Les difficultés surgirent rapidement. L’opposition vint des gens qui avaient des intérêts à Niagara et à Queenston et qui allaient être acculés à la ruine par la perte du portage des chutes du Niagara. Des problèmes financiers et politiques se posèrent également. Le projet fut retardé par la crise économique, les propres difficultés de Merritt en 1818 et 1819 et l’immobilisme gouvernemental causé par le fait que le Haut et le Bas-Canada ne s’entendaient pas sur la façon de se partager le revenu douanier. Cependant, l’Assemblée du Haut-Canada fit avancer le projet en nommant un comité spécial qui, en février 1823, recommanda la construction d’un canal entre la baie de Burlington et la rivière Grand. Le choix de cet itinéraire était motivé par des considérations stratégiques plutôt qu’industrielles ou commerciales. Moins soucieux de la défense du pays que de l’aspect commercial du projet, Merritt comprit qu’il était nécessaire de former une compagnie privée même s’il avait d’abord prévu que le canal serait construit par le gouvernement. En 1823, il organisa des réunions locales afin de promouvoir son projet et il chercha à obtenir la création d’une société ; malgré l’opposition des gens qui avaient des intérêts à Niagara, la Welland Canal Company fut enfin instituée en vertu d’une charte octroyée par l’Assemblée du Haut-Canada le 19 janvier 1824.

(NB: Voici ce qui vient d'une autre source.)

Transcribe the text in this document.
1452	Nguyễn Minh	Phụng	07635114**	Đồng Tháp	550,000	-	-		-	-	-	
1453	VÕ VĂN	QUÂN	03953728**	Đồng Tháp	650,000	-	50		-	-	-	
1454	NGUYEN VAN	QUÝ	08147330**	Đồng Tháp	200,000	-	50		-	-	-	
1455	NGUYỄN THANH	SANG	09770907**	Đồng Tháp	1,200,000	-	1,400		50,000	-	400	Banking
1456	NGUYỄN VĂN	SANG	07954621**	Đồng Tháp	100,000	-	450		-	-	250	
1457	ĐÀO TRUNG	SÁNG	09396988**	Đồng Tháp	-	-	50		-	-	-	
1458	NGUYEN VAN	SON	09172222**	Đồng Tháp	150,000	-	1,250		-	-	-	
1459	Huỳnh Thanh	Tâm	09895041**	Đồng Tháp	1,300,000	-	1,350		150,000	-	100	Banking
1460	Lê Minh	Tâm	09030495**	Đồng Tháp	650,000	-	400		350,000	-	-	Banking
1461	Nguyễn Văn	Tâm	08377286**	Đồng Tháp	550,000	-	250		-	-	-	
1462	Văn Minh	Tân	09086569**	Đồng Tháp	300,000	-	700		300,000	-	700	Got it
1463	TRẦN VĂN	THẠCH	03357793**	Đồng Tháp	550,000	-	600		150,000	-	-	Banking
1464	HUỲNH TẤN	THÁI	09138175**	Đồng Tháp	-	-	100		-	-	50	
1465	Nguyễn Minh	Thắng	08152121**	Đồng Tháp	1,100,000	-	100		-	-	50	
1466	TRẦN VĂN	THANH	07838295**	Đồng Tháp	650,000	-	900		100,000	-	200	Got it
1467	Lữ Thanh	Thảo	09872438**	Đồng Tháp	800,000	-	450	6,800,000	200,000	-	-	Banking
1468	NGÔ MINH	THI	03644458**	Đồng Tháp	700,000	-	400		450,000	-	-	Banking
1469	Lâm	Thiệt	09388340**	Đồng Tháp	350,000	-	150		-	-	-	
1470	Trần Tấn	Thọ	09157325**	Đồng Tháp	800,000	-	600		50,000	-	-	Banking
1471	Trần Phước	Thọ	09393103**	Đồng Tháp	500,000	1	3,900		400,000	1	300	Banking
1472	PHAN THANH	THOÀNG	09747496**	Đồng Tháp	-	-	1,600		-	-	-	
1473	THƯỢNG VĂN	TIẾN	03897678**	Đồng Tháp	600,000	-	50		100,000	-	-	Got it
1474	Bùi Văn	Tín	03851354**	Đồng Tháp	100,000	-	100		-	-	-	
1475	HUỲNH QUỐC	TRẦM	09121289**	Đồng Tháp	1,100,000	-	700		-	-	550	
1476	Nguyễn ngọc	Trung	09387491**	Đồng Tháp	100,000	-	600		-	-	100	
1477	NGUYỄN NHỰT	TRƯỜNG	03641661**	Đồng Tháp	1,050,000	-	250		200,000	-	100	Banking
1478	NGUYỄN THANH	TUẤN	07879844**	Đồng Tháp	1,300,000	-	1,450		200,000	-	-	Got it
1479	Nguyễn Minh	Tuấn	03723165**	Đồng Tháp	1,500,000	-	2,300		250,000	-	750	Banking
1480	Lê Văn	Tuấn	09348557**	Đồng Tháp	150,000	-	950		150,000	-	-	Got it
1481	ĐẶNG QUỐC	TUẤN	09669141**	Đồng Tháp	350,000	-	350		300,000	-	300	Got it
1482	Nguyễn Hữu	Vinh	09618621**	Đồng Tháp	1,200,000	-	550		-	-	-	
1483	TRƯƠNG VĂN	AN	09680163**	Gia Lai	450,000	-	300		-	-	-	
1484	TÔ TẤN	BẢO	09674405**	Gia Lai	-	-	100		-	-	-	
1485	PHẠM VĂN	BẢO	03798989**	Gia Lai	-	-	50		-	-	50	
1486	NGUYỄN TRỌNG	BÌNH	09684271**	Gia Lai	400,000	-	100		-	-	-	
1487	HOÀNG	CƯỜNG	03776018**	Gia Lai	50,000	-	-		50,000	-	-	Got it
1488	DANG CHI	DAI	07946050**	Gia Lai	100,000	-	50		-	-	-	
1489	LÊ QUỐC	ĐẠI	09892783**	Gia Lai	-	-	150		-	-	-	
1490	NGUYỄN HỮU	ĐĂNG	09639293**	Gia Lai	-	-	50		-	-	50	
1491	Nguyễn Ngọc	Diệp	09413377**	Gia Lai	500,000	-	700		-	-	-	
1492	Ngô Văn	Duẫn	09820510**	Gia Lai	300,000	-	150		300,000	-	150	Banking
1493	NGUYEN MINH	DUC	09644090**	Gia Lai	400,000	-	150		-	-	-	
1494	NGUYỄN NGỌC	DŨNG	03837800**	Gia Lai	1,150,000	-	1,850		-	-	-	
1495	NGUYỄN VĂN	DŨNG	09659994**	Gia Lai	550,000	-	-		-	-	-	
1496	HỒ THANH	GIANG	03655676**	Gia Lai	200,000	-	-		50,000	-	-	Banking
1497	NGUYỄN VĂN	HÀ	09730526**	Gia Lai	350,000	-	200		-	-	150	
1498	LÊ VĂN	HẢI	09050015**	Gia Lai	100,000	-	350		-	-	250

Merritt eut alors pour tâche de mettre sur pied la compagnie, de recueillir des fonds et de recruter du personnel. C’est d’abord à York (Toronto) qu’il tenta d’obtenir des capitaux, se rendant compte qu’il lui fallait l’appui de l’establishment. John Henry Dunn*, le receveur général, souscrivit une somme d’argent et consentit à devenir président de la compagnie (consentement qu’il retira peu après). Le procureur général, John Beverley Robinson, promit son concours et John Strachan joua un rôle important parmi les partisans du projet. Après avoir gagné des appuis à York, Merritt prit la route de Montréal, s’arrêtant à tous les endroits où il pensait trouver des collaborateurs, notamment à Kingston, Gananoque, Prescott et Cornwall. Il reçut un grand nombre de promesses, mais il dut se rendre jusqu’à Québec avant de recueillir des souscriptions. Le montant des sommes réunies dans le Haut et le Bas-Canada était loin d’atteindre le capital social de £40 000. Forcé de s’adresser ailleurs, Merritt se tourna vers le gouvernement du Haut-Canada et les États-Unis. En août 1824, les administrateurs de la compagnie demandèrent à l’Assemblée de leur céder des terres incultes dans le canton de Wainfleet. Le lieutenant-gouverneur sir Peregrine Maitland*, que préoccupait la question de la défense, transmit la demande à Londres en exprimant l’avis qu’il serait préférable de ne pas l’agréer. Il restait à Merritt le recours à des capitaux américains de source privée, et, en décembre 1824, il se rendit à New York où il rencontra John Barentse Yates qui lui avança une grande partie des fonds nécessaires. Jusqu’à son décès en 1836, Yates collabora étroitement avec Merritt à la construction du canal. Les actionnaires américains ne tardèrent pas à proposer de construire un canal de plus grandes dimensions afin de permettre le passage des sloops aussi bien que des autres bateaux.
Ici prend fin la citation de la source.